Whatever survived maps to something the model actually gets wrong everytime.

When the eval is wrong, not the skill

Back in iteration 4, ERC-20 came up at +5pp and we wrote it off as noise. Then one of our teammates who's been writing Solidity for years tried it by hand, and the skill version was clearly better. He pointed at specific things, named imports (import {ERC20} instead of import "..."), the _update override that OZ v5 needs to compile, formatUnits pulling its decimals dynamically from viem.

None of that was in our assertions. We'd been checking ERC20Capped, deploy scripts, SE-2 hooks, all stuff the model already does fine. We were just testing the wrong things.

So we re-ran with assertions based on what he flagged:

Two assertions with complete separation that our first eval missed entirely.

They were missing because the agent writing the assertions didn't actually know what good OZ v5 code looks like, so it tested for what's easy to check instead of what matters. Our teammate caught it because he had the kind of specific knowledge you only get from years of doing this, he knew named imports and _update overrides are the line between code that compiles today and code that breaks on the next OZ upgrade. You can automate the runs all you want, but figuring out what to even test for still needs someone who's actually lived with the problem.

What we learned

Separate execution from grading - Self-grading inflated our scores by 60 percentage. Once the executor got only the task prompt and a separate grader read the output, the numbers became much more believable.

Clean your context for baseline runs - If your repo references the skills anywhere (docs, indexes, AGENTS.md), strip those from the baseline. Our AGENTS.md had a skills index listing skill names and one-line descriptions, and even that was enough to nudge the without-skill agents toward the right tools and patterns.

Don't trust auto-generated assertions blindly - Have someone with specific knowledge of the domain review the actual output. Our automated eval said +5pp on ERC-20, someone who'd written contracts for years found +100pp on the things that actually matter.

General guidance doesn't change behavior - For example "Check the OZ version" made the model check package.json, see v5.0.2, and still write v4 imports.
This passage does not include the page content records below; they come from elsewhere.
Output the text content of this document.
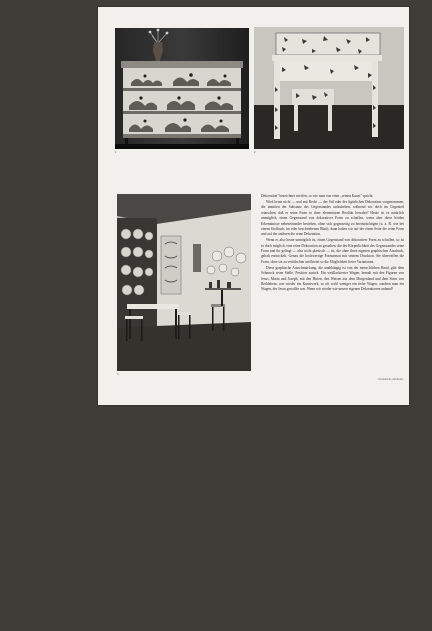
1	2
3

Dekoration" bezeichnet wird/en, so wie man von einer „reinen Kunst" spricht.

Wird heute nicht — und mit Recht — der Stil oder der figürlichen Dekoration vorgenommen, die inmitten der Substanz des Gegenstandes aufzuheben, während wir doch im Gegenteil wünschen, daß er seine Form in ihrer elementaren Realität bewahrt? Heute ist es natürlich unmöglich, einen Gegenstand von dekorativer Form zu schaffen, wenn aber diese beiden Erkenntnisse nebeneinander bestehen, ohne sich gegenseitig zu beeinträchtigen (u. a. B. wie bei einem Stofftuch, im oder beschriebenen Blatt), dann haben wir auf der einen Seite die reine Form und auf der anderen die reine Dekoration.

Wenn es also heute unmöglich ist, einen Gegenstand von dekorativer Form zu schaffen, so ist es doch möglich, eine reine Dekoration zu gestalten, die der Körperlichkeit des Gegenstandes seine Form und ihr gelingt — also nicht plastisch — ist, die ohne ihren eigenen graphischen Ausdruck, gehalt entwickelt. Genau die hochwertige Formarmut mit seinem Druckton. Sie übertreffen die Form, ohne sie zu verfälschen und bietet so die Möglichkeit freier Variationen.

Diese graphische Ausschmückung, die unabhängig ist von der menschlichen Hand, gibt dem Schmuck seine Stelle, Position zurück. Ein weißlackierter Wagen, bemalt mit den Figuren von Jesus, Maria und Joseph, mit den Hirten, den Weisen aus dem Morgenland und dem Stern von Bethlehem, war wieder ein Kunstwerk, so oft wohl weniger ein tiefer Wagen, sondern man ein Wagen, der Jesus gewollte war. Wenn wir wieder wie unsere eigenen Dekorationen anhand?

Ornamente und Kunst
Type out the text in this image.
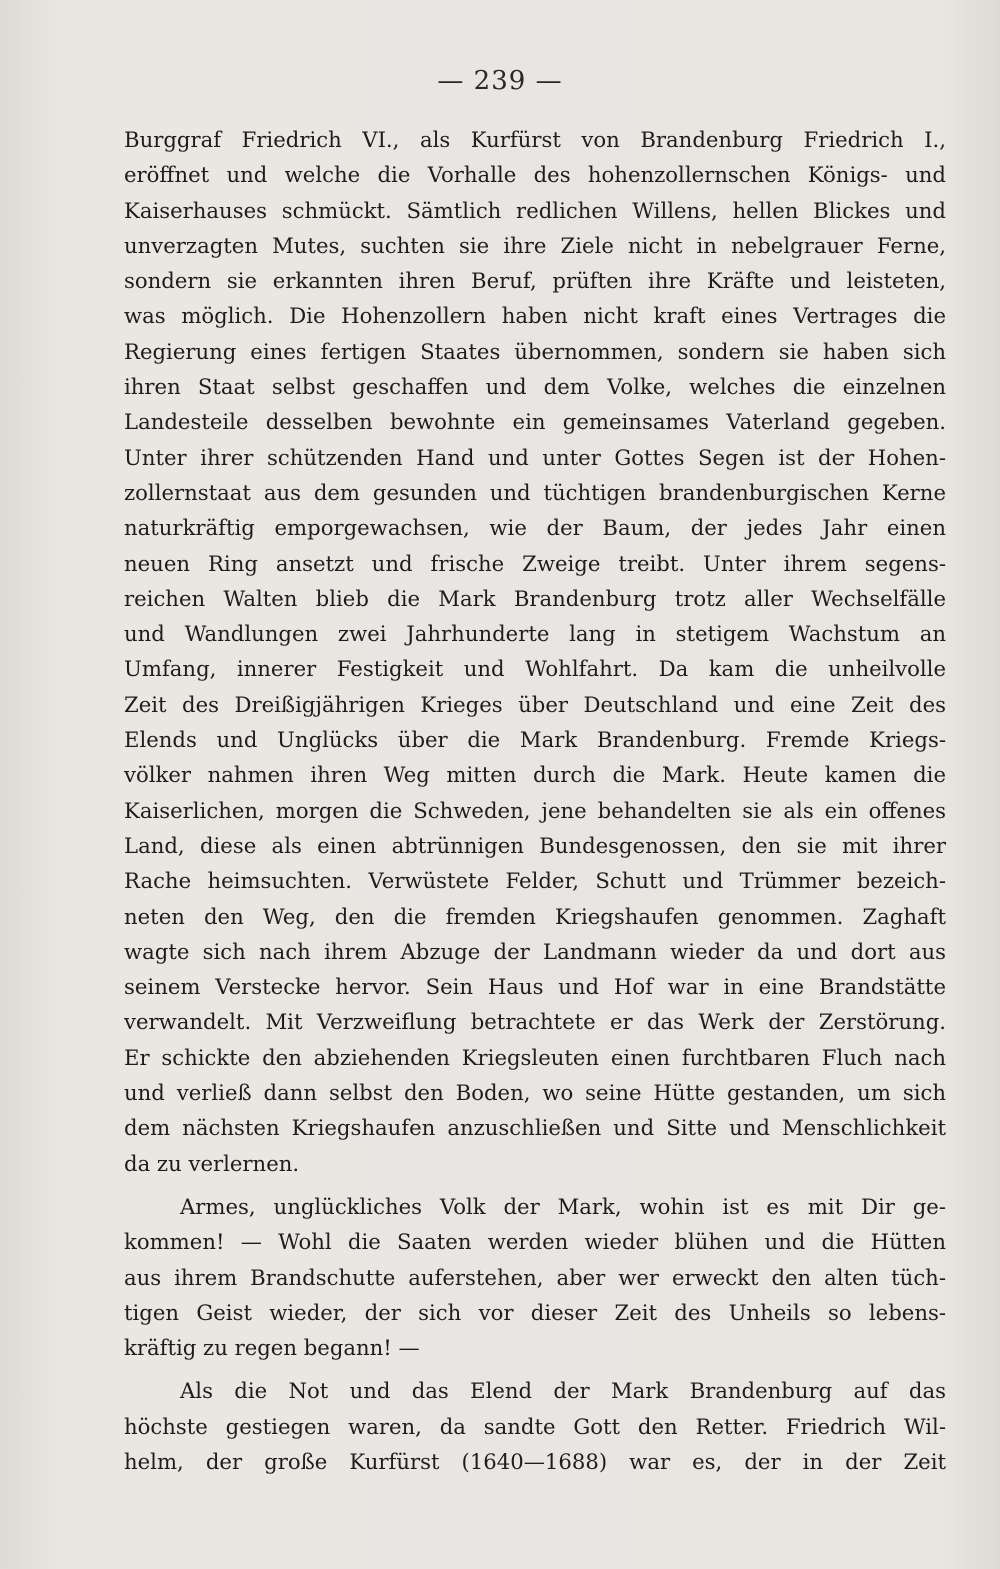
— 239 —
Burggraf Friedrich VI., als Kurfürst von Brandenburg Friedrich I.,
eröffnet und welche die Vorhalle des hohenzollernschen Königs- und
Kaiserhauses schmückt. Sämtlich redlichen Willens, hellen Blickes und
unverzagten Mutes, suchten sie ihre Ziele nicht in nebelgrauer Ferne,
sondern sie erkannten ihren Beruf, prüften ihre Kräfte und leisteten,
was möglich. Die Hohenzollern haben nicht kraft eines Vertrages die
Regierung eines fertigen Staates übernommen, sondern sie haben sich
ihren Staat selbst geschaffen und dem Volke, welches die einzelnen
Landesteile desselben bewohnte ein gemeinsames Vaterland gegeben.
Unter ihrer schützenden Hand und unter Gottes Segen ist der Hohen-
zollernstaat aus dem gesunden und tüchtigen brandenburgischen Kerne
naturkräftig emporgewachsen, wie der Baum, der jedes Jahr einen
neuen Ring ansetzt und frische Zweige treibt. Unter ihrem segens-
reichen Walten blieb die Mark Brandenburg trotz aller Wechselfälle
und Wandlungen zwei Jahrhunderte lang in stetigem Wachstum an
Umfang, innerer Festigkeit und Wohlfahrt. Da kam die unheilvolle
Zeit des Dreißigjährigen Krieges über Deutschland und eine Zeit des
Elends und Unglücks über die Mark Brandenburg. Fremde Kriegs-
völker nahmen ihren Weg mitten durch die Mark. Heute kamen die
Kaiserlichen, morgen die Schweden, jene behandelten sie als ein offenes
Land, diese als einen abtrünnigen Bundesgenossen, den sie mit ihrer
Rache heimsuchten. Verwüstete Felder, Schutt und Trümmer bezeich-
neten den Weg, den die fremden Kriegshaufen genommen. Zaghaft
wagte sich nach ihrem Abzuge der Landmann wieder da und dort aus
seinem Verstecke hervor. Sein Haus und Hof war in eine Brandstätte
verwandelt. Mit Verzweiflung betrachtete er das Werk der Zerstörung.
Er schickte den abziehenden Kriegsleuten einen furchtbaren Fluch nach
und verließ dann selbst den Boden, wo seine Hütte gestanden, um sich
dem nächsten Kriegshaufen anzuschließen und Sitte und Menschlichkeit
da zu verlernen.
Armes, unglückliches Volk der Mark, wohin ist es mit Dir ge-
kommen! — Wohl die Saaten werden wieder blühen und die Hütten
aus ihrem Brandschutte auferstehen, aber wer erweckt den alten tüch-
tigen Geist wieder, der sich vor dieser Zeit des Unheils so lebens-
kräftig zu regen begann! —
Als die Not und das Elend der Mark Brandenburg auf das
höchste gestiegen waren, da sandte Gott den Retter. Friedrich Wil-
helm, der große Kurfürst (1640—1688) war es, der in der Zeit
Showing the actual import pattern worked immediately.

Models read skills differently - While testing we also noticed that Opus stops at the first matching skill and doesn't look further. For example, we had an OpenZeppelin skill with general v5 patterns and a separate ERC-721 skill with NFT-specific pitfalls. Opus would pick up the ERC-721 skill and skip the OZ one entirely, so it missed the v5 import patterns. From what we observed, Opus behaves more like a confident senior dev: it finds something relevant, decides "this is what I need," and runs with it. Sonnet is more methodical about scanning all available skills before starting. Adding a cross-reference in the ERC-721 skill's prerequisites ("read the OpenZeppelin skill first") fixed it for both models.

The raw evaluation data and all skill files are in the scaffold-eth-2 repo.

If you don't want to build the eval harness yourself

You can use tools to run the skill evaluations for you. Here are a few good options (as of June 2026):

• Braintrust if you want eval-first workflows: datasets, scorers, experiments, and CI regression gates.
• LangSmith if you want the most polished agent tracing and evaluation workflow, especially for LangChain or LangGraph projects.
• Langfuse if you want an open-source, self-hostable stack for traces, prompts, evals, and human review.
• Comet Opik if you want open-source observability plus test suites, LLM-as-judge metrics, PyTest integration, and agent optimization.

These tools won't decide what matters for your skill, but they save you from rebuilding the machinery around datasets, runs, scoring, dashboards, and regression tracking.